第32話 丸薬の苦味


「……そろそろ起きようかな」


 テントで仮眠を取っていた僕は、周囲が少しざわめきだしたのに気が付き身体を起こす。

 ぐっすりと寝ていたエルンとリベラも既に起きていたようで、目を覚ました僕に気が付いて声を掛けて来た。


「お兄ちゃんおはよー」

「おはようリオン君。朝ごはんの後、少ししたら馬車に荷物を積むって」

「そうなんだ。じゃあ、ちょっと急がないとね」


 既に今日の朝食は配給されたようで、僕は荷物の傍に用意されていたパンと干し肉を口にする。

 どちらも固く、食べるのに力が必要なのは疲れるが味は何の問題も無い。水と一緒に飲みこみ、少しづつ腹の中に流し込んで行く。

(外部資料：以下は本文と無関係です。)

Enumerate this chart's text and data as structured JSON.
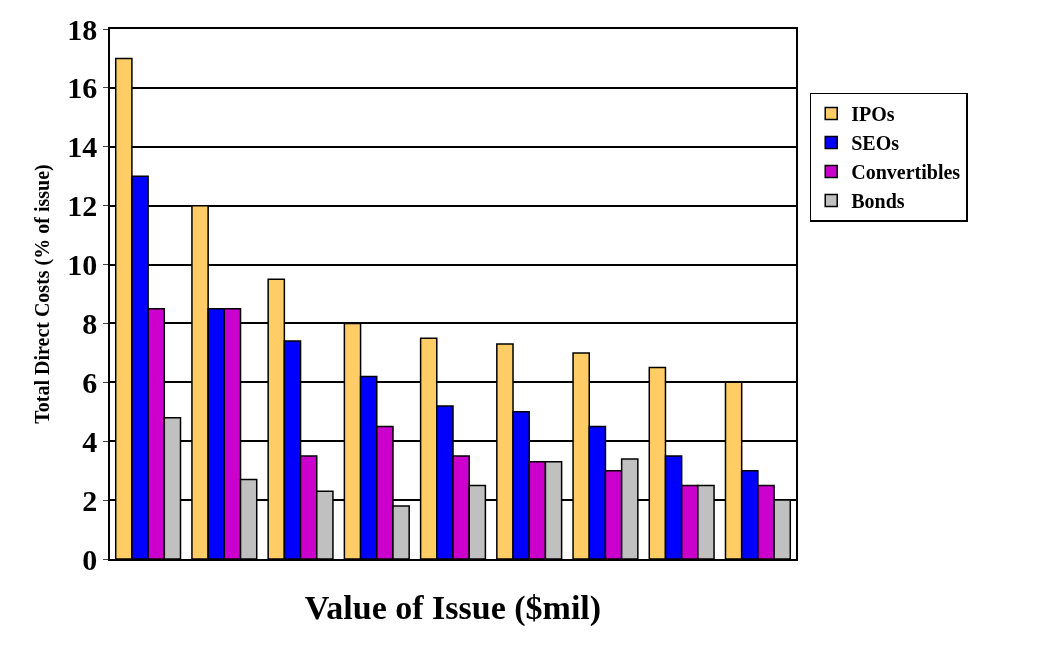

「リオン君食べるの早いね。そんなに急がなくてもいいんだよ?」

「そう? テントの片付けなんかもあると思ったんだけど……」

「テントはギルドの人達がそのまま使うから片付けなくて良いって。ここの対応が全部終わってからギルドに持ち帰るらしいよ」

「そっか。じゃあ、そこまで急がなくても平気だね」


 どうやらテントはギルド職員がそのまま使うそうで、僕達が片付ける必要は無い様だ。

 それを聞いて食事のペースをいつも通りの速度に戻す。


 そうして食べ終わった所で、ギルド本部へ向かう馬車に荷物を積む為にカバンを手に馬車が待機している場所へ向かう。そこには先に荷物を持って待っていたレナと、この馬車に乗る探索者達の確認作業をしているアースさんの姿があった。


「お、リオン君達か。大分早いけど大丈夫かい?」

「はい。問題ありません」

「そうか。まだ出発には時間があるから、もう少し待っていてくれるかな?」

「わかりました」


 馬車の出発にはまだ時間が掛かるそうで、僕達は先に乗り込んで待つ事にする。

 四人全員が乗り込むと、リベラは僕の袖を引っ張って話しかけて来た。


「お兄ちゃん、先にあの薬飲んでおいて良い?」

「良いけど、水筒は持って来た?」

「あ……鞄と一緒に荷台に乗せちゃった」


 どうやら酔い止め用の薬を飲もうとしていたらしいが、水筒を鞄の中に入れっぱなしで馬車に乗った様だ。まだ出発には時間があるし、リベラは水筒を持ってくるついでに他の忘れ物が無いかを確認しに一度馬車を降りる。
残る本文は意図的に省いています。